O conteúdo deste capítulo além de trabalhar com as informações contextuais e achados de surveys; articula analiticamente dois outros conjuntos de dados: o primeiro, originário de pesquisa do tipo “tracking poll” domiciliar face-a-face, pela primeira vez publicada no Brasil; o segundo é um tratamento direto do discurso, com a codificação do conteúdo das mensagens no HGPE emitidas pela candidatura de Dilma Rousseff (PT). A disponibilidade simultânea dessas informações permite aprofundar a análise dos efeitos específicos das mensagens dos candidatos sobre o comportamento eleitoral, enfocando com maior nível de detalhe as mudanças de conteúdo e as reações imediatas dos eleitores. Aqui se verá, de modo bastante nítido, que a afirmação de Campbell (2000) citada no primeiro capítulo desta tese faz todo o sentido: pequenos ou não, certos efeitos podem gerar resultados eleitoralmente importantes.

Muitas eleições se decidem por pequenas margens (ABRAMOWITZ et al., 2006a,b; RHODE; STRUMPF, 2004; CAMPBELL, 2001; DI FRANCO et al., 2004; MULLIGAN; HUNTER, 2003). Portanto, importa entender a maneira como certos segmentos de eleitores decidem votar, gerando esses resultados marginais. Tendências pequenas são difíceis de investigar porque envolvem um número de indivíduos dispersos num vasto território, que não necessariamente estão interagindo e expostos às mesmas motivações. Compreender o duplo movimento do eleitorado em 2010 – a imprevista ocorrência do segundo turno e depois a recuperação de Dilma – é aqui uma discussão apoiada em dois axiomas teóricos. O primeiro, introduzido por Downs (1957), de que os candidatos adaptam suas posições políticas ou prioridades para atender o público votante, e não o oposto, e que eleitores buscam pistas e sinais durante as eleições para reduzir os custos de coleta de informações. O segundo eixo, proposto por Vavreck (2009), é que campanhas e candidatos procuram estabelecer estratégias de agendamento e persuasão, a fim de levar os eleitores a pensar retrospectivamente sobre as condições objetivas, como a economia, e tomar decisões racionais sobre o seu futuro.

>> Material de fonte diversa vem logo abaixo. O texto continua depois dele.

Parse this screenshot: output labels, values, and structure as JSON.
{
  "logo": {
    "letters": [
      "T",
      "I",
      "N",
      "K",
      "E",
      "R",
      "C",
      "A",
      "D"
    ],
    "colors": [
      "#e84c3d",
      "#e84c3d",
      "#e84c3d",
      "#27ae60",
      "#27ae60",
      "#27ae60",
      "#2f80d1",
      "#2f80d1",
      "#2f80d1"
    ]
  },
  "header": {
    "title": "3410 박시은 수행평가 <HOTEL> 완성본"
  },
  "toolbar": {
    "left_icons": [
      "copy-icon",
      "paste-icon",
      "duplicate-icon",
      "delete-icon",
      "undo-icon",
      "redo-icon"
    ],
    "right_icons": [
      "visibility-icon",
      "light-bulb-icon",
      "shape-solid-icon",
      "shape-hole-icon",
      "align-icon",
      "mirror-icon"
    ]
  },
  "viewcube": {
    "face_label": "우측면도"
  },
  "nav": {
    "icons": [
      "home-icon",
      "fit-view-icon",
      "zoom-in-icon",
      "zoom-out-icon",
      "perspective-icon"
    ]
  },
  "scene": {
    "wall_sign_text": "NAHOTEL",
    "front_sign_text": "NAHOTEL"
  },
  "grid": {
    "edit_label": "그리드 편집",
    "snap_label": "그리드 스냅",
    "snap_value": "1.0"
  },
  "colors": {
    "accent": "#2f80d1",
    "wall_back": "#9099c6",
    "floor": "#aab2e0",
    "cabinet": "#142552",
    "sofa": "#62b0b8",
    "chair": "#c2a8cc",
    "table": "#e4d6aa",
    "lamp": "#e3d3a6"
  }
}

Estes dois fundamentos levam a esperar que um candidato racional irá explorar o contexto eleitoral durante a campanha em sua vantagem.

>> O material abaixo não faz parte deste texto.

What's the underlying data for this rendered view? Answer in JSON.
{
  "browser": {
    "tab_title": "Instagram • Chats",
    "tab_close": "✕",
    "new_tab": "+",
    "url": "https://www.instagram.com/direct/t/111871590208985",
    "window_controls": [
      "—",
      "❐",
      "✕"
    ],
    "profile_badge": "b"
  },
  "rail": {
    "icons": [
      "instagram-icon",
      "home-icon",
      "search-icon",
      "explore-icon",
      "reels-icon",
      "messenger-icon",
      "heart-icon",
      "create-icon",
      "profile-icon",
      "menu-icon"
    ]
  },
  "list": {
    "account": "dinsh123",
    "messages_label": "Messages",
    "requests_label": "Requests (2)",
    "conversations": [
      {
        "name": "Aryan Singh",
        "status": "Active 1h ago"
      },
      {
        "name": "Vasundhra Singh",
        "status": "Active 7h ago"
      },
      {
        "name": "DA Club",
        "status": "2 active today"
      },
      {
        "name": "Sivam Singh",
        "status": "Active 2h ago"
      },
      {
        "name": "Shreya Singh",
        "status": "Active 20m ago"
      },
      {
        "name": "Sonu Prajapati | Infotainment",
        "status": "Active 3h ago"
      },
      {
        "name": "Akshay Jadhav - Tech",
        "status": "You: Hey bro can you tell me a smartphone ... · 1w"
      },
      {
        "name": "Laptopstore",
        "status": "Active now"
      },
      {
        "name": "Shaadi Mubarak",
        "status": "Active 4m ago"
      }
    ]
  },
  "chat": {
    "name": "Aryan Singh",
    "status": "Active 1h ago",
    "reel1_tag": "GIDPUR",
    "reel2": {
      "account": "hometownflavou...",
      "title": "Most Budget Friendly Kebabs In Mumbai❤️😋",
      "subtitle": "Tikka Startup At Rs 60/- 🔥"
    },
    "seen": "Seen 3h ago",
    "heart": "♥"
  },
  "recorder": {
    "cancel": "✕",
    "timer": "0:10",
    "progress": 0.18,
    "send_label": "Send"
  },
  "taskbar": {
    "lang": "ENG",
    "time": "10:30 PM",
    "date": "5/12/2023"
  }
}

O capítulo está organizado da seguinte forma: a próxima seção retoma alguns pressupostos teóricos da análise que se segue; as três seções seguintes foram dedicadas a examinar as estratégias de campanha e seus impactos durante o primeiro turno. Da seção 5 em diante, apresentam-se os dados, análises e resultados referentes ao segundo turno e as conclusões.